La frase fue de Lionel Messi, apenas el disparo de Yerry Mina fue atajado de manera brillante por Emiliano Martínez. Y la frase, obvio, tiene su propio contexto y está relacionada con esas extrañas maneras propias, que a veces desconcentran más que los propios rivales. Messi le espetó esa frase a su excompañero de Barcelona por lógica pura: NO se celebra con bailecitos un cobro acertado durante una definición desde el punto penal, a menos que ese remate sea el último y, además, que la pelota entre para poder cantar victoria.

La imagen no es nueva en Yerry Mina en esta clase de momentos. Porque frente a Uruguay pateó ante Muslera y sin que la serie hubiera finalizado se fue a hacer su coreografía, de la nada, en medio de la incertidumbre que está cimentada en la no culminación de la tanda. Mal, porque es como si -o así lo interpreto yo- solo tuviera tiempo para celebrar su pequeño triunfo personal: el de marcar en un momento de presión y no el del equipo. Es como decir: “lo hice yo, ya el resto, de malas”. El grave problema es que Mina no es ni será el último pateador. Falta mucho para que el letrero de “Fin” aparezca en el cine y se prendan las luces mientras se despliegan los créditos.

El tiempo pasa y tantos sucesos que llegan al tiempo hacen olvidar que el mismo Yerry, durante la definición de tiros desde el punto penal contra Chile en la pasada Copa América 2019, cometió el mismo error: venció la portería de Arias y luego de eso, sin que se finiquitara nada más que su propio acierto, besó las canilleras y luego, ante las cámaras, hizo su propio sandungueo.
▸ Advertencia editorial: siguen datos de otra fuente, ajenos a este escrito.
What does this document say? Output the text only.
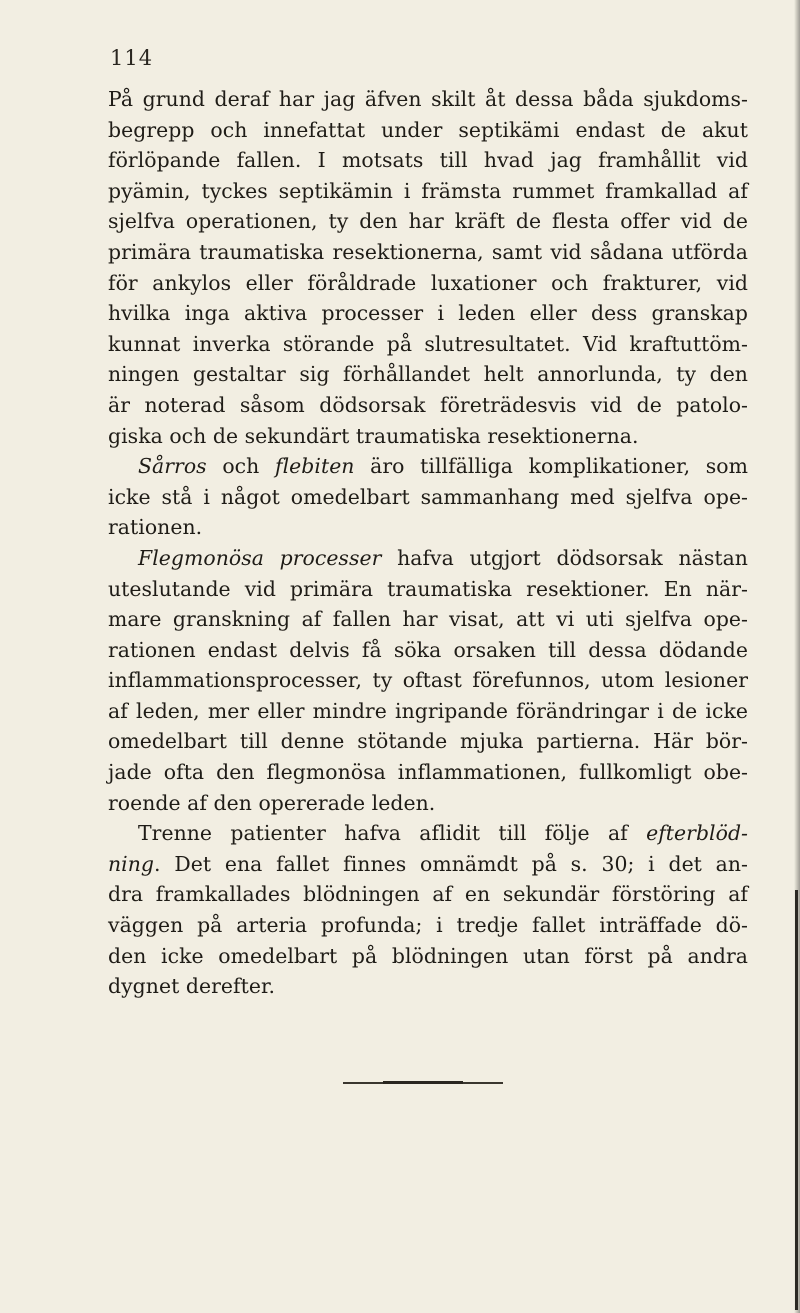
114
På grund deraf har jag äfven skilt åt dessa båda sjukdoms-
begrepp och innefattat under septikämi endast de akut
förlöpande fallen. I motsats till hvad jag framhållit vid
pyämin, tyckes septikämin i främsta rummet framkallad af
sjelfva operationen, ty den har kräft de flesta offer vid de
primära traumatiska resektionerna, samt vid sådana utförda
för ankylos eller föråldrade luxationer och frakturer, vid
hvilka inga aktiva processer i leden eller dess granskap
kunnat inverka störande på slutresultatet. Vid kraftuttöm-
ningen gestaltar sig förhållandet helt annorlunda, ty den
är noterad såsom dödsorsak företrädesvis vid de patolo-
giska och de sekundärt traumatiska resektionerna.
Sårros och flebiten äro tillfälliga komplikationer, som
icke stå i något omedelbart sammanhang med sjelfva ope-
rationen.
Flegmonösa processer hafva utgjort dödsorsak nästan
uteslutande vid primära traumatiska resektioner. En när-
mare granskning af fallen har visat, att vi uti sjelfva ope-
rationen endast delvis få söka orsaken till dessa dödande
inflammationsprocesser, ty oftast förefunnos, utom lesioner
af leden, mer eller mindre ingripande förändringar i de icke
omedelbart till denne stötande mjuka partierna. Här bör-
jade ofta den flegmonösa inflammationen, fullkomligt obe-
roende af den opererade leden.
Trenne patienter hafva aflidit till följe af efterblöd-
ning. Det ena fallet finnes omnämdt på s. 30; i det an-
dra framkallades blödningen af en sekundär förstöring af
väggen på arteria profunda; i tredje fallet inträffade dö-
den icke omedelbart på blödningen utan först på andra
dygnet derefter.
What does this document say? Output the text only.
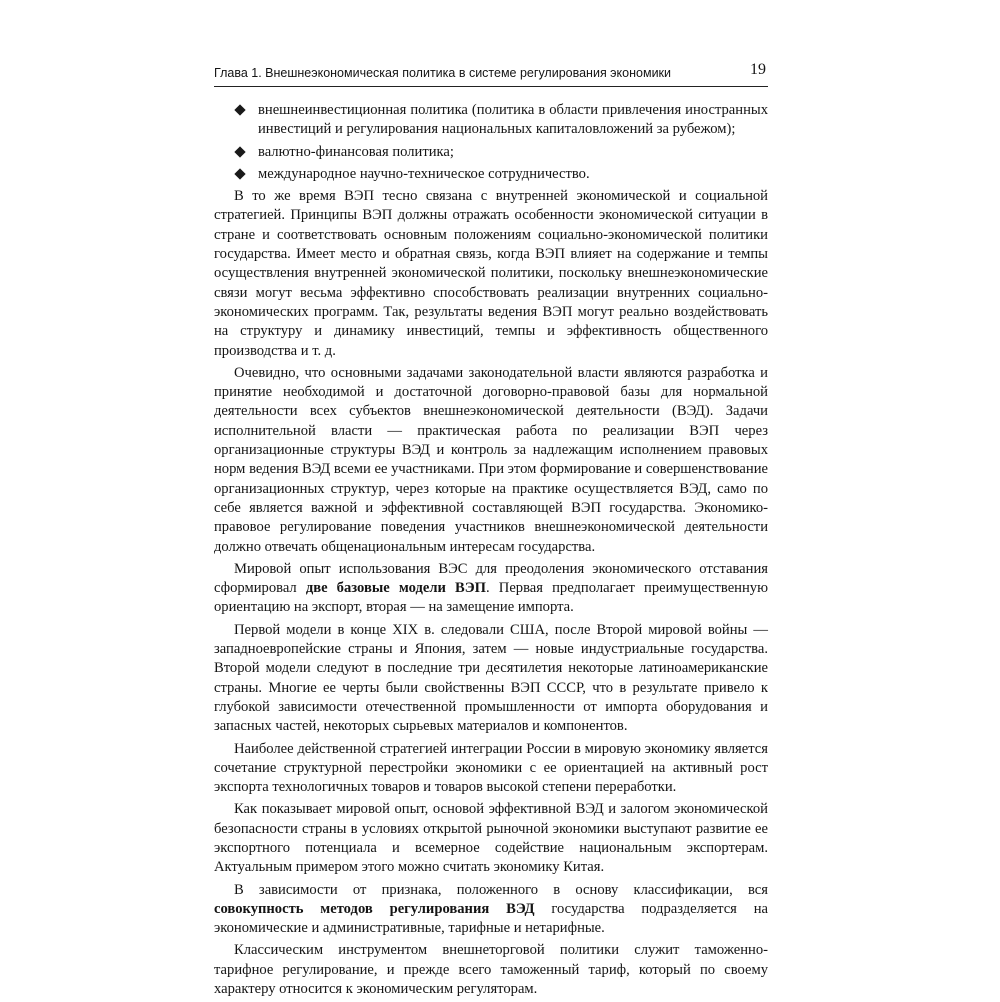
Глава 1. Внешнеэкономическая политика в системе регулирования экономики	19
внешнеинвестиционная политика (политика в области привлечения иностранных инвестиций и регулирования национальных капиталовложений за рубежом);
валютно-финансовая политика;
международное научно-техническое сотрудничество.

В то же время ВЭП тесно связана с внутренней экономической и социальной стратегией. Принципы ВЭП должны отражать особенности экономической ситуации в стране и соответствовать основным положениям социально-экономической политики государства. Имеет место и обратная связь, когда ВЭП влияет на содержание и темпы осуществления внутренней экономической политики, поскольку внешнеэкономические связи могут весьма эффективно способствовать реализации внутренних социально-экономических программ. Так, результаты ведения ВЭП могут реально воздействовать на структуру и динамику инвестиций, темпы и эффективность общественного производства и т. д.

Очевидно, что основными задачами законодательной власти являются разработка и принятие необходимой и достаточной договорно-правовой базы для нормальной деятельности всех субъектов внешнеэкономической деятельности (ВЭД). Задачи исполнительной власти — практическая работа по реализации ВЭП через организационные структуры ВЭД и контроль за надлежащим исполнением правовых норм ведения ВЭД всеми ее участниками. При этом формирование и совершенствование организационных структур, через которые на практике осуществляется ВЭД, само по себе является важной и эффективной составляющей ВЭП государства. Экономико-правовое регулирование поведения участников внешнеэкономической деятельности должно отвечать общенациональным интересам государства.

Мировой опыт использования ВЭС для преодоления экономического отставания сформировал две базовые модели ВЭП. Первая предполагает преимущественную ориентацию на экспорт, вторая — на замещение импорта.

Первой модели в конце XIX в. следовали США, после Второй мировой войны — западноевропейские страны и Япония, затем — новые индустриальные государства. Второй модели следуют в последние три десятилетия некоторые латиноамериканские страны. Многие ее черты были свойственны ВЭП СССР, что в результате привело к глубокой зависимости отечественной промышленности от импорта оборудования и запасных частей, некоторых сырьевых материалов и компонентов.

Наиболее действенной стратегией интеграции России в мировую экономику является сочетание структурной перестройки экономики с ее ориентацией на активный рост экспорта технологичных товаров и товаров высокой степени переработки.

Как показывает мировой опыт, основой эффективной ВЭД и залогом экономической безопасности страны в условиях открытой рыночной экономики выступают развитие ее экспортного потенциала и всемерное содействие национальным экспортерам. Актуальным примером этого можно считать экономику Китая.

В зависимости от признака, положенного в основу классификации, вся совокупность методов регулирования ВЭД государства подразделяется на экономические и административные, тарифные и нетарифные.

Классическим инструментом внешнеторговой политики служит таможенно-тарифное регулирование, и прежде всего таможенный тариф, который по своему характеру относится к экономическим регуляторам.
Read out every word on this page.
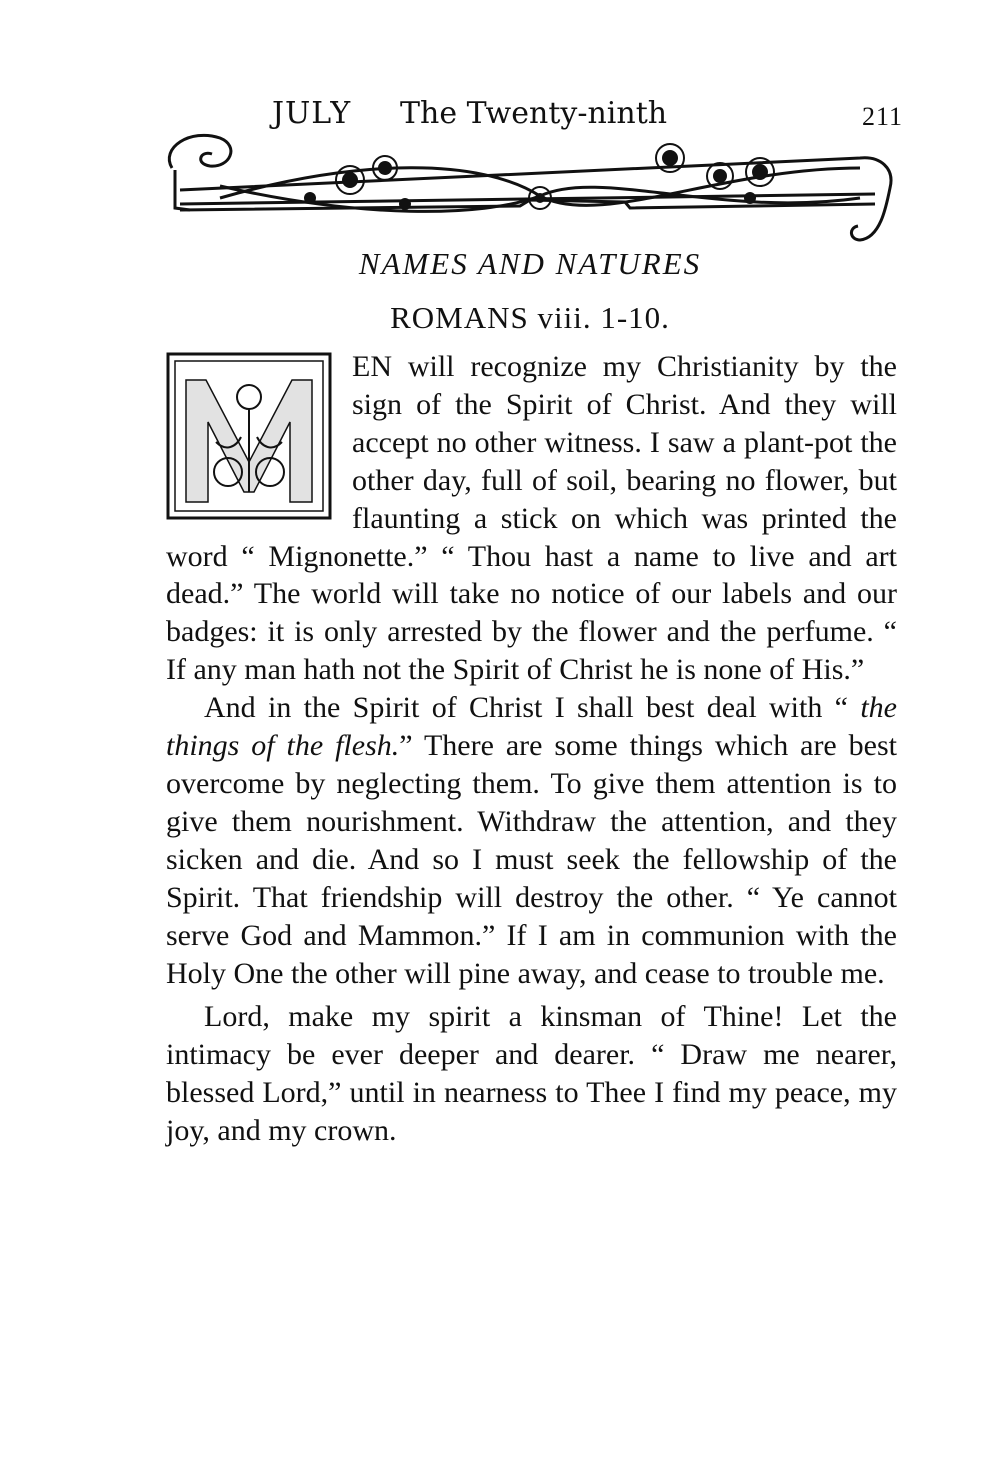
JULY The Twenty-ninth	211
NAMES AND NATURES
ROMANS viii. 1-10.
M

EN will recognize my Christianity by the sign of the Spirit of Christ. And they will accept no other witness. I saw a plant-pot the other day, full of soil, bearing no flower, but flaunting a stick on which was printed the word “ Mignonette.” “ Thou hast a name to live and art dead.” The world will take no notice of our labels and our badges: it is only arrested by the flower and the perfume. “ If any man hath not the Spirit of Christ he is none of His.”

And in the Spirit of Christ I shall best deal with “ the things of the flesh.” There are some things which are best overcome by neglecting them. To give them attention is to give them nourishment. Withdraw the attention, and they sicken and die. And so I must seek the fellowship of the Spirit. That friendship will destroy the other. “ Ye cannot serve God and Mammon.” If I am in communion with the Holy One the other will pine away, and cease to trouble me.

Lord, make my spirit a kinsman of Thine! Let the intimacy be ever deeper and dearer. “ Draw me nearer, blessed Lord,” until in nearness to Thee I find my peace, my joy, and my crown.
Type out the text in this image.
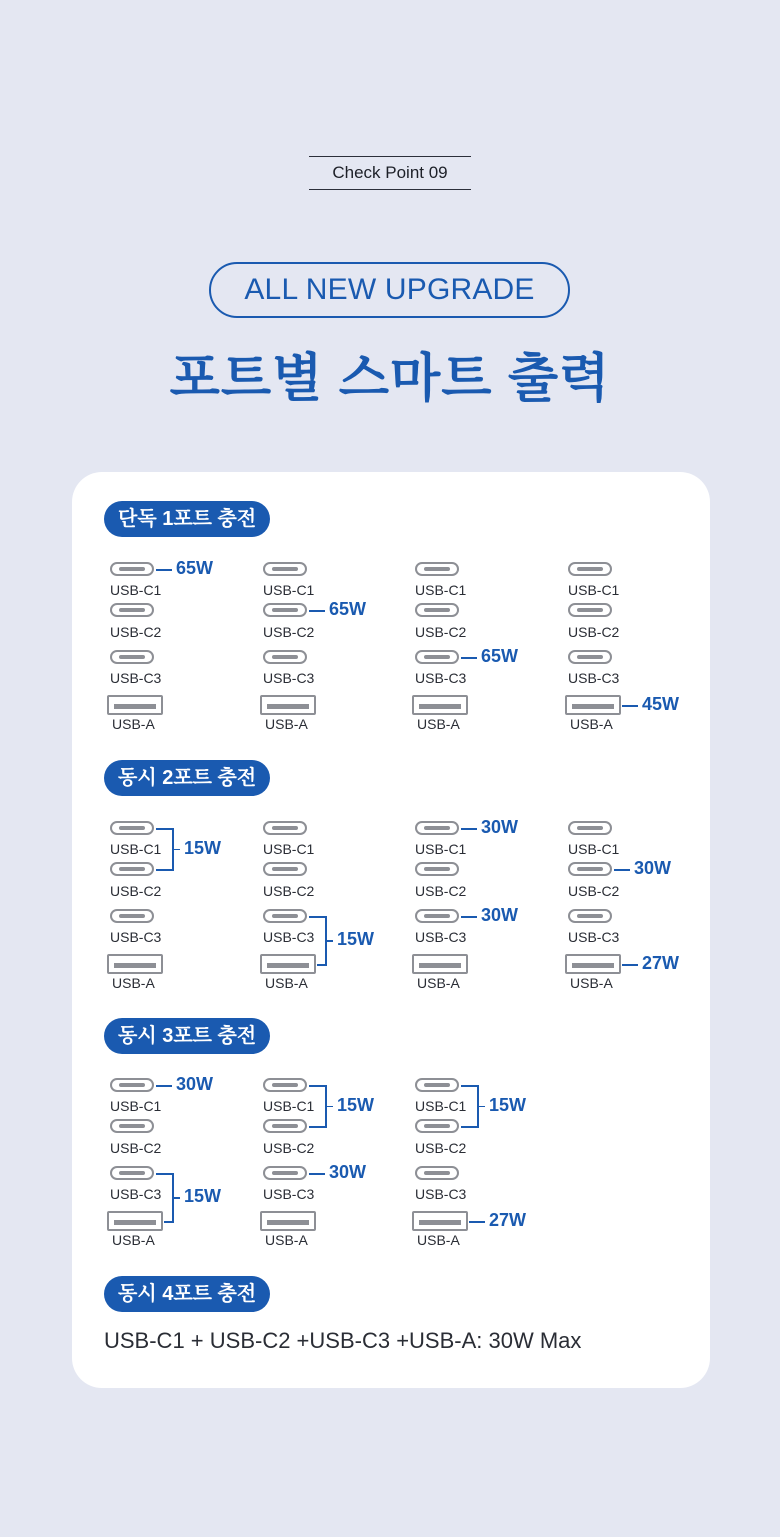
Check Point 09
ALL NEW UPGRADE
포트별 스마트 출력
단독 1포트 충전
USB-C1
USB-C2
USB-C3
USB-A
65W
USB-C1
USB-C2
USB-C3
USB-A
65W
USB-C1
USB-C2
USB-C3
USB-A
65W
USB-C1
USB-C2
USB-C3
USB-A
45W
동시 2포트 충전
USB-C1
USB-C2
USB-C3
USB-A
15W	USB-C1
USB-C2
USB-C3
USB-A
15W
USB-C1
USB-C2
USB-C3
USB-A
30W
30W
USB-C1
USB-C2
USB-C3
USB-A
30W
27W
동시 3포트 충전
USB-C1
USB-C2
USB-C3
USB-A
30W
15W
USB-C1
USB-C2
USB-C3
USB-A
15W
30W
USB-C1
USB-C2
USB-C3
USB-A
15W
27W
동시 4포트 충전
USB-C1 + USB-C2 +USB-C3 +USB-A: 30W Max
¡¿Para qué?! ¡¿Qué necesidad?! ¡No se ha ganado nada todavía, Yerry! La historia ya es conocida: William Tesillo, el último encargado de patear, desvió la pelota y Colombia terminó eliminada. ¿Y el baile? ¿Dónde lo metemos?

En España también el zaguero de Guachené se dejó tentar por su propio ritmo en medio de los penales que decidieron la Supercopa de Cataluña. Se paró frente a la portería del arquero adversario, se impulsó, disparó con la pierna derecha -entre otras los tres cobros citados fueron fotocopias en cuanto a ejecución, técnica y lugar de remate, lo que hace que Mina sea fácilmente estudiado a la hora de estas definiciones- y claro, el baile, en medio de un instante en el que aún la conclusión parece lejana. Esa vez Barcelona ganó 4-2. Pero insisto. ¿Para qué celebrar?

Diferente es el grito de gol de un delantero que le toca definir en esa instancia o el puño apretado porque es más una catarsis. Un desahogo frente a ese momento. Pero ¿Un baile cuando absolutamente nada está dicho?

Falta mucho por aprender, incluso en hombres que son veteranos. Falta mucho ordenar mejor las ideas, porque, en ocasiones, pareciera que se malgasta mucho tiempo ensillando aquel caballo inexistente que nos conduce primero a pensar en la manera de celebrar, antes que en la posibilidad de hacer el gol.